Load files from Storage to BigQuery

lamenace · 12-03-2021 12:23 AM

Hello

I have log files in Storage directory and I want to load them in Bigquery. In Python I execute

blobs_all = list(bucket.list_blobs(prefix='mydir/'))
if (any(blobs_all)) :
    job_config = bigquery.LoadJobConfig(
        source_format=bigquery.SourceFormat.NEWLINE_DELIMITED_JSON,
        ignore_unknown_values=True
    )
    print("start_load")
    load_job = client.load_table_from_uri(
            'gs://path/mydir/*',
            'mytable',
            location="EU", 
            job_config=job_config,
            job_id= JOB_NAME
        )
    load_job.result()

But if I have an error in one file regarding the format, the load job exit :

Is there a way to tell BigQuery to bypass the error and continue to load other files
or do I have to load files one by one and look at the job error. As I have potentially hundreds of file I have to load so many

Thanks for your support

Fim

Please reply with the following.

1. Have you tried following this guide?

2. How are the files created?

3. Do they all have the same schema?

4. Do their schema match the destination table's schema?

5. Are you loading them into the same table?

6. Full error message without any sensitive, or personal information.

This will serve finding the root cause of the issue.

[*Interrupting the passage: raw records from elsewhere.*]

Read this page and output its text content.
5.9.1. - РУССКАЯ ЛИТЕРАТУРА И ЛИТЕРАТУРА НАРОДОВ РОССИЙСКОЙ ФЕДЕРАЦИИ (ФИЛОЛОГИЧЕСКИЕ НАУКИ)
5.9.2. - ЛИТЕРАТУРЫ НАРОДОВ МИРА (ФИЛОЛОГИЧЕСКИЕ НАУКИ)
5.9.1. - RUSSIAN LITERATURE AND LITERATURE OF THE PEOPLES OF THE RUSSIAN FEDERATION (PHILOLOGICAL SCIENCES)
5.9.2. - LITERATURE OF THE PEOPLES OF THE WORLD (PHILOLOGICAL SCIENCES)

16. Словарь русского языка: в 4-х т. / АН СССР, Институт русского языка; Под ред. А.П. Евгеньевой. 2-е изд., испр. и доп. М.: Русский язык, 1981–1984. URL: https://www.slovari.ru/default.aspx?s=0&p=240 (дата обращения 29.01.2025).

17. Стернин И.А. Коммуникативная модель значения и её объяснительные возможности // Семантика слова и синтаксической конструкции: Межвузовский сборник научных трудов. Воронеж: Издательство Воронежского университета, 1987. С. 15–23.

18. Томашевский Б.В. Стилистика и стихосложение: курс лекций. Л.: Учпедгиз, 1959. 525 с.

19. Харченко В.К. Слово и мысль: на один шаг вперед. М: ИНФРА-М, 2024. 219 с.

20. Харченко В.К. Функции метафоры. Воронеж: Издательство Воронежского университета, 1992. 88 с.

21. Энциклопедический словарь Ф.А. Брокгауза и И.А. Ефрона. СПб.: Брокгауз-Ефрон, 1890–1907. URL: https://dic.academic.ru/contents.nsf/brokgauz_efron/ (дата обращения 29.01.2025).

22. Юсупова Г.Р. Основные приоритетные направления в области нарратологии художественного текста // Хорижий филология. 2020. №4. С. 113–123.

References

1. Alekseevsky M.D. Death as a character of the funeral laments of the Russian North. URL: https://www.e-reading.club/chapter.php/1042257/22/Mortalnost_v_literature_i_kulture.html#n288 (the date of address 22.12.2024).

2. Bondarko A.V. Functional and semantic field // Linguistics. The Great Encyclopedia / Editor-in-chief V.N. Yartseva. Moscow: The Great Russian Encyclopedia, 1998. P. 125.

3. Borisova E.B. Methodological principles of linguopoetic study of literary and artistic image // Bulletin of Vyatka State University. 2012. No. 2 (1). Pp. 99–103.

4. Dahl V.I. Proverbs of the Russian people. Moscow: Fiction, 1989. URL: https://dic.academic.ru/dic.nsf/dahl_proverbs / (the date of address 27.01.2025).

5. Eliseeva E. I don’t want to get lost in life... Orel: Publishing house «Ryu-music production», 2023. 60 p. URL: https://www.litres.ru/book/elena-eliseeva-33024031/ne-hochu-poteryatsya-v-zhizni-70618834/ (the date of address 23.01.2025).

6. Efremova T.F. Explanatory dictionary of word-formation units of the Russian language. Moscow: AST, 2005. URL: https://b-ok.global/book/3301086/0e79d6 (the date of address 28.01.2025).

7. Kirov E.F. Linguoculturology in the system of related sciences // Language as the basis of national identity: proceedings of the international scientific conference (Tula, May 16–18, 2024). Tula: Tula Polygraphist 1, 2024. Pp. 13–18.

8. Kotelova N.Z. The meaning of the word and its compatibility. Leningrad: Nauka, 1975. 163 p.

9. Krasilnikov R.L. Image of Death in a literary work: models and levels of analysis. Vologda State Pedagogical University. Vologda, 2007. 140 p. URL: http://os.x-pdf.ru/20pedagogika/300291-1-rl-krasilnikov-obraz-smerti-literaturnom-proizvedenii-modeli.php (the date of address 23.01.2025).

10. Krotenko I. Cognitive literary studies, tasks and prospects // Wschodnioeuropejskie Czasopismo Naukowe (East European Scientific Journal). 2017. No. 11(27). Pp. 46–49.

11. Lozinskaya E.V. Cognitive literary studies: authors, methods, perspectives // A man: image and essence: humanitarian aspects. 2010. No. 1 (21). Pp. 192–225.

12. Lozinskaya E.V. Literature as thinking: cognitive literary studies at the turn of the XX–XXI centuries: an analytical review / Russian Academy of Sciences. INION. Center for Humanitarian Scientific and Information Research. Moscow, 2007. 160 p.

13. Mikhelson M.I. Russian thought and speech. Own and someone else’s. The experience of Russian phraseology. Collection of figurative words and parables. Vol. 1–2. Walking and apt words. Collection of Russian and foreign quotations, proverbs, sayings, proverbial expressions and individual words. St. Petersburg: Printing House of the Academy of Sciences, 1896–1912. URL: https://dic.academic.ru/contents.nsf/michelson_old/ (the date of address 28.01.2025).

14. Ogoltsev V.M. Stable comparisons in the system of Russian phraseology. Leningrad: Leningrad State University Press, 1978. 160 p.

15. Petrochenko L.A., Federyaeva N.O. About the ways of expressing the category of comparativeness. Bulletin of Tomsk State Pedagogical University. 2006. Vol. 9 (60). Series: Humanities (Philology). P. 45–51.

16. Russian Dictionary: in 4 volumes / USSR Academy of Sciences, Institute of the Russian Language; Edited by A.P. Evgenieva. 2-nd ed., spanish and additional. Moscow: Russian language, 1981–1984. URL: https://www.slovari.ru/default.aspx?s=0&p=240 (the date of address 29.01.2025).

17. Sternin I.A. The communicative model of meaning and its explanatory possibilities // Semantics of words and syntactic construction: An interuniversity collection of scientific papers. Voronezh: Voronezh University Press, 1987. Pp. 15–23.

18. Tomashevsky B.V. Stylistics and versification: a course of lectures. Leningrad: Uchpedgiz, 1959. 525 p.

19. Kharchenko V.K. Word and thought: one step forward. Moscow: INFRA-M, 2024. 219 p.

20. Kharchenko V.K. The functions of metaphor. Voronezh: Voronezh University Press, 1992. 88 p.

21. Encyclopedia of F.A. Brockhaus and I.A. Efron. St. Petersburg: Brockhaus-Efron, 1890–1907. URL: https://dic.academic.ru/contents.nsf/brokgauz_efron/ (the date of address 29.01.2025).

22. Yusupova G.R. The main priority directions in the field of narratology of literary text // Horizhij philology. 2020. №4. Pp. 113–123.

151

Also, consider these limitations regarding newline delimited JSON data.

lamenace

Hello

Yes I read this to topic
Files are Log Files with Logs formated in Json
Files and Logs inside have the same schema
Logs respects the Table schema
Yes I load the files in that Table Schema

My Issue is regarding the case of Files containing some "bad" Log regarding the schema. In that case all the Job Stop with the Error :

400 Error while reading data, error message: JSON table encountered too many errors, giving up. Rows: 1251; errors: 1. Please look into the errors[] collection for more details.
[{'reason': 'invalid', 'location': 'gs://maxime-analytics-test/batch-elk-logs/all/tutu.log', 'message': 'Error while reading data, error message: JSON table encountered too many errors, giving up. Rows: 1251; errors: 1. Please look into the errors[] collection for more details.'}, {'reason': 'invalid', 'message': 'Error while reading data, error message: JSON processing encountered too many errors, giving up. Rows: 1251; errors: 1; max bad: 0; error percent: 0'}, {'reason': 'invalid', 'location': 'gs://maxime-analytics-test/batch-elk-logs/all/tutu.log', 'message': 'Error while reading data, error message: JSON parsing error in row starting at position 0: Could not parse value'}]

Is there a way to Configure the Job to skip this bad File ?

Regards

Fim

Thanks for the error message.
It says

max bad: 0;

Which, according to this guide, is set to 0 by default.

Please set '--max_bad_records' flag to the desired value.

lamenace

Ok

Thanks for the Support